O Operador Nacional do Sistema Elétrico (ONS) avalia recomendar o retorno do horário de verão ainda neste ano como medida para enfrentar o déficit de potência identificado no planejamento do setor para o período de 2025 a 2029. A decisão precisa ser tomada até agosto para que haja tempo hábil de implementação.

De acordo com o diretor de Planejamento do ONS, a adoção do horário de verão poderia reforçar em até 2 gigawatts o Sistema Interligado Nacional (SIN) nos momentos de pico de consumo, especialmente no fim da tarde e início da noite.

Embora a capacidade de geração de energia no país esteja crescendo, o avanço está concentrado em fontes solares, que não contribuem durante o horário de maior demanda. Esse cenário tem elevado o risco de insuficiência de potência, especialmente entre os meses de outubro e novembro.

Como alternativas adicionais, o ONS também considera o acionamento de termelétricas, a antecipação de projetos contratados no último leilão de capacidade e a importação de energia de países vizinhos.

Outra medida já em andamento é a contratação de grandes consumidores para reduzirem voluntariamente sua demanda nos momentos críticos, em troca de compensações financeiras. A expectativa é que os resultados dessa estratégia sejam mais expressivos que no ano anterior.

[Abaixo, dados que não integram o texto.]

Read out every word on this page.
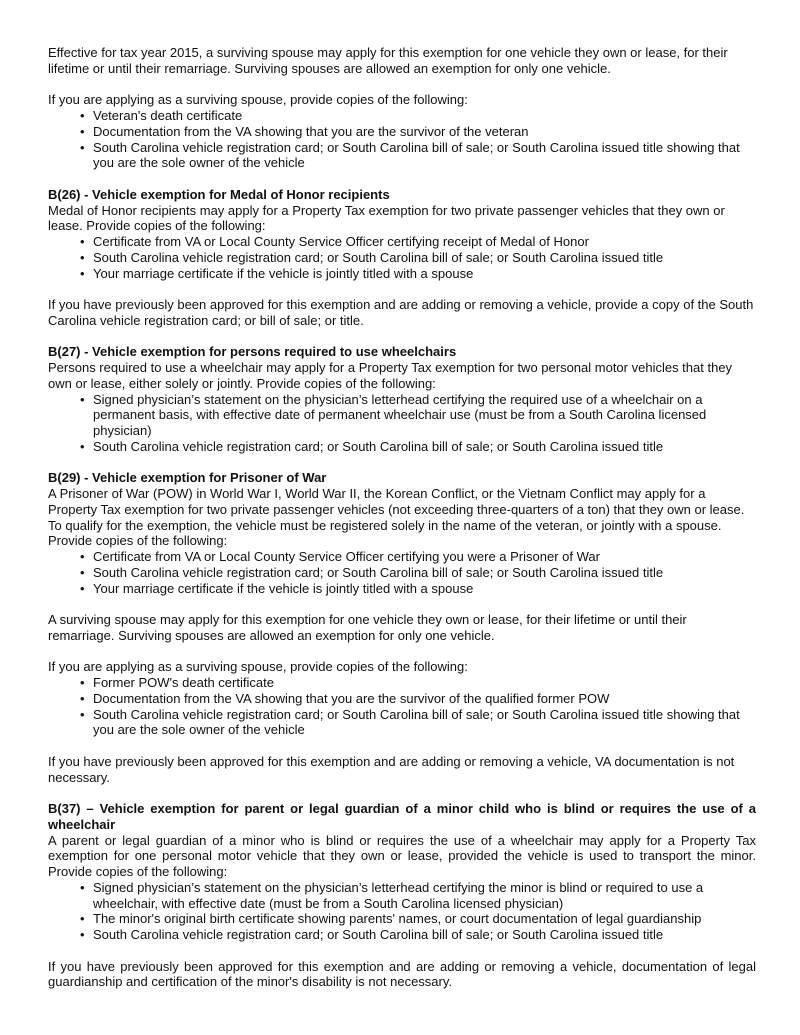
Effective for tax year 2015, a surviving spouse may apply for this exemption for one vehicle they own or lease, for their lifetime or until their remarriage. Surviving spouses are allowed an exemption for only one vehicle.

If you are applying as a surviving spouse, provide copies of the following:

• Veteran's death certificate
• Documentation from the VA showing that you are the survivor of the veteran
• South Carolina vehicle registration card; or South Carolina bill of sale; or South Carolina issued title showing that you are the sole owner of the vehicle
B(26) - Vehicle exemption for Medal of Honor recipients

Medal of Honor recipients may apply for a Property Tax exemption for two private passenger vehicles that they own or lease. Provide copies of the following:

• Certificate from VA or Local County Service Officer certifying receipt of Medal of Honor
• South Carolina vehicle registration card; or South Carolina bill of sale; or South Carolina issued title
• Your marriage certificate if the vehicle is jointly titled with a spouse

If you have previously been approved for this exemption and are adding or removing a vehicle, provide a copy of the South Carolina vehicle registration card; or bill of sale; or title.

B(27) - Vehicle exemption for persons required to use wheelchairs

Persons required to use a wheelchair may apply for a Property Tax exemption for two personal motor vehicles that they own or lease, either solely or jointly. Provide copies of the following:

• Signed physician’s statement on the physician’s letterhead certifying the required use of a wheelchair on a permanent basis, with effective date of permanent wheelchair use (must be from a South Carolina licensed physician)
• South Carolina vehicle registration card; or South Carolina bill of sale; or South Carolina issued title
B(29) - Vehicle exemption for Prisoner of War

A Prisoner of War (POW) in World War I, World War II, the Korean Conflict, or the Vietnam Conflict may apply for a Property Tax exemption for two private passenger vehicles (not exceeding three-quarters of a ton) that they own or lease. To qualify for the exemption, the vehicle must be registered solely in the name of the veteran, or jointly with a spouse. Provide copies of the following:

• Certificate from VA or Local County Service Officer certifying you were a Prisoner of War
• South Carolina vehicle registration card; or South Carolina bill of sale; or South Carolina issued title
• Your marriage certificate if the vehicle is jointly titled with a spouse

A surviving spouse may apply for this exemption for one vehicle they own or lease, for their lifetime or until their remarriage. Surviving spouses are allowed an exemption for only one vehicle.

If you are applying as a surviving spouse, provide copies of the following:

• Former POW's death certificate
• Documentation from the VA showing that you are the survivor of the qualified former POW
• South Carolina vehicle registration card; or South Carolina bill of sale; or South Carolina issued title showing that you are the sole owner of the vehicle

If you have previously been approved for this exemption and are adding or removing a vehicle, VA documentation is not necessary.

B(37) – Vehicle exemption for parent or legal guardian of a minor child who is blind or requires the use of a wheelchair

A parent or legal guardian of a minor who is blind or requires the use of a wheelchair may apply for a Property Tax exemption for one personal motor vehicle that they own or lease, provided the vehicle is used to transport the minor. Provide copies of the following:

• Signed physician’s statement on the physician’s letterhead certifying the minor is blind or required to use a wheelchair, with effective date (must be from a South Carolina licensed physician)
• The minor's original birth certificate showing parents' names, or court documentation of legal guardianship
• South Carolina vehicle registration card; or South Carolina bill of sale; or South Carolina issued title

If you have previously been approved for this exemption and are adding or removing a vehicle, documentation of legal guardianship and certification of the minor's disability is not necessary.
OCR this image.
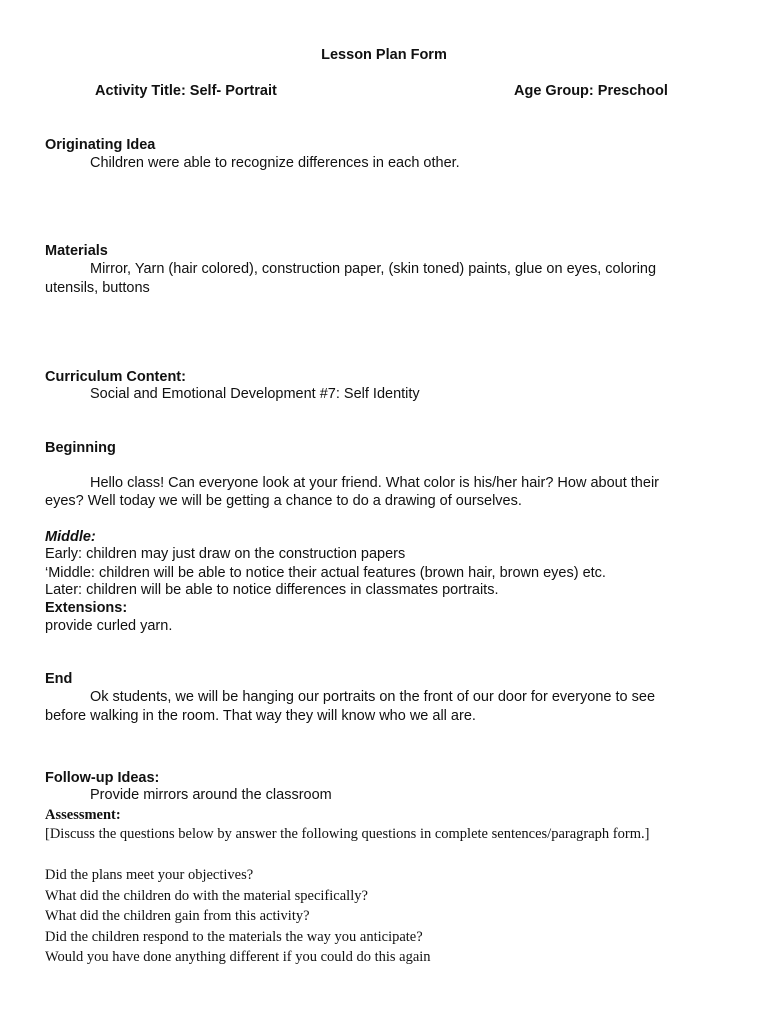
Lesson Plan Form
Activity Title: Self- Portrait	Age Group: Preschool
Originating Idea
Children were able to recognize differences in each other.
Materials
Mirror, Yarn (hair colored), construction paper, (skin toned) paints, glue on eyes, coloring
utensils, buttons
Curriculum Content:
Social and Emotional Development #7: Self Identity
Beginning
Hello class! Can everyone look at your friend. What color is his/her hair? How about their
eyes? Well today we will be getting a chance to do a drawing of ourselves.
Middle:
Early: children may just draw on the construction papers
‘Middle: children will be able to notice their actual features (brown hair, brown eyes) etc.
Later: children will be able to notice differences in classmates portraits.
Extensions:
provide curled yarn.
End
Ok students, we will be hanging our portraits on the front of our door for everyone to see
before walking in the room. That way they will know who we all are.
Follow-up Ideas:
Provide mirrors around the classroom
Assessment:
[Discuss the questions below by answer the following questions in complete sentences/paragraph form.]
Did the plans meet your objectives?
What did the children do with the material specifically?
What did the children gain from this activity?
Did the children respond to the materials the way you anticipate?
Would you have done anything different if you could do this again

Diante desse cenário, o operador defende a realização de um novo leilão de reserva de capacidade para 2026, com o objetivo de ampliar a segurança energética do sistema.

O horário de verão havia sido extinto em 2019, sob o argumento de que não havia mais impacto significativo na economia de energia. Com o novo cenário, a medida volta a ser considerada como uma solução temporária diante da pressão sobre o sistema elétrico nacional.